Samsung Electronics has become the latest high profile firm to suspended shipments to Russia over ‘geopolitical developments’, the firm said today.
The South Korean tech giant is the world’s biggest memory chip maker and the leading smartphone seller in Russia.
‘Due to current geopolitical developments, shipments to Russia have been suspended,’ Samsung said in a statement. ‘We continue to actively monitor this complex situation to determine our next steps.’
Spanish clothing giant Inditex, which owns high street brand Zara and sports company Puma have both announced they will shutter their stores in Russia.
Puma said it will ‘continue to pay the full salary of our employees’ at ‘more than 100’ retail locations across the country, a spokeswoman said.
It comes after payment giant PayPal cited ‘the current circumstances’ as the reason for its own withdrawal from Russia, joining dozens of other financial and tech companies in hastily abandoning the country.
‘Under the current circumstances, we are suspending PayPal services in Russia,’ PayPal’s president chief executive Dan Schulman said in a statement.
He added that the company ‘stands with the international community in condemning Russia’s violent military aggression in Ukraine.’
In total more than £100 billion of trade ties have already been severed with the increasingly isolated nation, with no sign the ever-largening embargo is set to lose momentum.
High profile Russians, including Putin himself and his inner circle, have been subject to personal financial sanctions across much of Europe and the United States.
But everyday citizens are now feeling the pinch too, with multinational firms abandoning the increasing isolated national and the Russian rouble slumps to record lows against the dollar.
PayPal has become the latest high profile firm to suspend its operation in Russia as the ‘Great Cancellation’ of Vladimir Putin continues after the invasion of Ukraine. [File image]
In total more than £100 billion of trade ties have already been severed with the increasingly isolated nation, with no sign the ever-largening embargo is set to lose momentum
PayPal’s president chief executive Dan Schulman (above) said the company ‘stands with the international community in condemning Russia’s violent military aggression in Ukraine’
A company spokesperson said PayPal will support withdrawals ‘for a period of time, ensuring that account balances are dispersed in line with applicable laws and regulations.’
PayPal, which had only allowed cross-border transactions by users in Russia, stopped accepting new users in the country on Wednesday.
Ukrainian government officials had been calling on PayPal to quit Russia and help them with fundraising.
PayPal said on Friday that ‘since the beginning of the invasion, PayPal has helped raise over £113million ($150 million) for charities supporting response efforts in Ukraine, one of the largest efforts we’ve seen in such a short period of time.
It comes as big tech firms YouTube and Facebook banned Russian state-owned media outlets RT and Sputnik from sharing its content across Europe.
High profile Russians, including Vladimir Putin himself and his inner circle, have been subject to personal financial sanctions across much of Europe and the United States
YouTube and Facebook have banned Russian state-owned media outlets RT and Sputnik’s channels across Europe (pictured on Tuesday)
PayPal’s suspension in Russia also applies to its money transfer tool Xoom.
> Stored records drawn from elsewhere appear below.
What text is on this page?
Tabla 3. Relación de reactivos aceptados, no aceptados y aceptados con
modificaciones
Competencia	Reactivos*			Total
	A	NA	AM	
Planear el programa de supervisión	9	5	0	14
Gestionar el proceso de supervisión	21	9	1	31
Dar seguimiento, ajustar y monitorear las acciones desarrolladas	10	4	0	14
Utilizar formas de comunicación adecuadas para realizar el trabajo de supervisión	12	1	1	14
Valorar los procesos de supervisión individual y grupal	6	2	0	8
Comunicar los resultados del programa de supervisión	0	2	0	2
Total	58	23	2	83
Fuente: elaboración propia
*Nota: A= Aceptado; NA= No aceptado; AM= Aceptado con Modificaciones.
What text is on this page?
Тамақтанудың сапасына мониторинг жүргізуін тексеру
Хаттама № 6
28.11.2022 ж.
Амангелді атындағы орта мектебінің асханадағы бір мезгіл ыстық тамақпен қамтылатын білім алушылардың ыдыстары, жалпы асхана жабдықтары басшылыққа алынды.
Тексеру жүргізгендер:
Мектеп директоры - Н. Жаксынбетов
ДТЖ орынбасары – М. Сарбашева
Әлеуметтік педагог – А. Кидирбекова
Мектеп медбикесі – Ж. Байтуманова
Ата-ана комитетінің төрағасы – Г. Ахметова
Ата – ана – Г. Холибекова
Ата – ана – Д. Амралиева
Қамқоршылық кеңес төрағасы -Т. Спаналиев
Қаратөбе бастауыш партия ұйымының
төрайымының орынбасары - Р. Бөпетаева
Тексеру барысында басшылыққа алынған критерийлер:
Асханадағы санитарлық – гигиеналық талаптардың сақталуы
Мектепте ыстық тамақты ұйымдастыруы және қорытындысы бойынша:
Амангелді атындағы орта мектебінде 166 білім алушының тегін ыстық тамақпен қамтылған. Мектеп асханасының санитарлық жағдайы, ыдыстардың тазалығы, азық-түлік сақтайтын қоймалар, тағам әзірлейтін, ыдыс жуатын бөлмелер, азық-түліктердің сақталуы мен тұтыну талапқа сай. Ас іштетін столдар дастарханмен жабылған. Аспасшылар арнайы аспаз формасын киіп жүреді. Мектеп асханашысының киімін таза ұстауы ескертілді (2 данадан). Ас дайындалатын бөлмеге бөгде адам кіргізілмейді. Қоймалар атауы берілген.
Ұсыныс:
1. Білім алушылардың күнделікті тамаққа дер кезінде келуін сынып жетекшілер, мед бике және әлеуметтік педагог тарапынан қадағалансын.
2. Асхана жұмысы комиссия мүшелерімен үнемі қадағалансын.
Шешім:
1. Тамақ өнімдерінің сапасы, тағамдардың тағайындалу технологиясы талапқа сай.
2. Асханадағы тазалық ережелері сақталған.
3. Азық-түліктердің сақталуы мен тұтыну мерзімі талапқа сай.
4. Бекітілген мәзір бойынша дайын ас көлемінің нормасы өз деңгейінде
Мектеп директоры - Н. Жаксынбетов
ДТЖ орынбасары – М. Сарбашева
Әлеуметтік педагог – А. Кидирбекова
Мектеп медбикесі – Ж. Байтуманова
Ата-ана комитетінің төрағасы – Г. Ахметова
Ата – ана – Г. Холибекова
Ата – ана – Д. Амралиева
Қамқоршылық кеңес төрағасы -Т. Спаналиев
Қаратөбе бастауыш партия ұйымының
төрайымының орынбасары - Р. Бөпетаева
Rivals Wise and Remitly earlier suspended some services in Russia.
It is the latest in a big-tech clampdown on Moscow’s propaganda finally imposed this week following the Russian invasion of Ukraine last Thursday.
Swedish homeware giant IKEA announced it would become one of the latest companies to announce a suspension of operations in Russia amid the invasion of Ukraine on Thursday.
Pictures emerging from IKEA warehouses across the country show a sea of shoppers desperately trying to grab products before the shutters slammed down.
Pictures emerging from IKEA warehouses in Russia show a sea of shoppers desperately trying to grab products before the shutters were slammed down indefinitely (St Petersburg outlet pictured)
‘The war has had a huge human impact already,’ IKEA said in a statement. ‘It is also resulting in serious disruptions to supply chain and trading conditions.
‘For all of these reasons, IKEA has decided to temporarily pause operations in Russia.’
‘The devastating war in Ukraine is a human tragedy, and our deepest empathy and concerns are with the millions of people impacted,’ said the company.
‘These decisions have a direct impact on 15,000 IKEA co-workers, and the company groups will secure employment and income stability and provide support to them and their families in the region.’
IKEA arrived in Russia in 2000, nine years after the collapse of the Soviet Union, and has grown to be one of the largest Western employers in the nation.
British and international companies have continued to remove their products from Russia as the world protests the country’s unprovoked invasion of Ukraine, with the country already losing £100 billion of trade.
The backlash has also hit sport, with rows breaking out in football, athletics and Formula 1.
Growing numbers of British businesses have moved to stop buying Russian exports to the UK – and stopped trading in Russia – despite Kremlin threats that ‘economic wars often become real ones’.
Russians looking to forget the crisis at the cinema will also be disappointed, as Warner Bros pulled ‘The Batman’, Sony ‘Morbius’ and Disney its children’s animation ‘Turning Red’.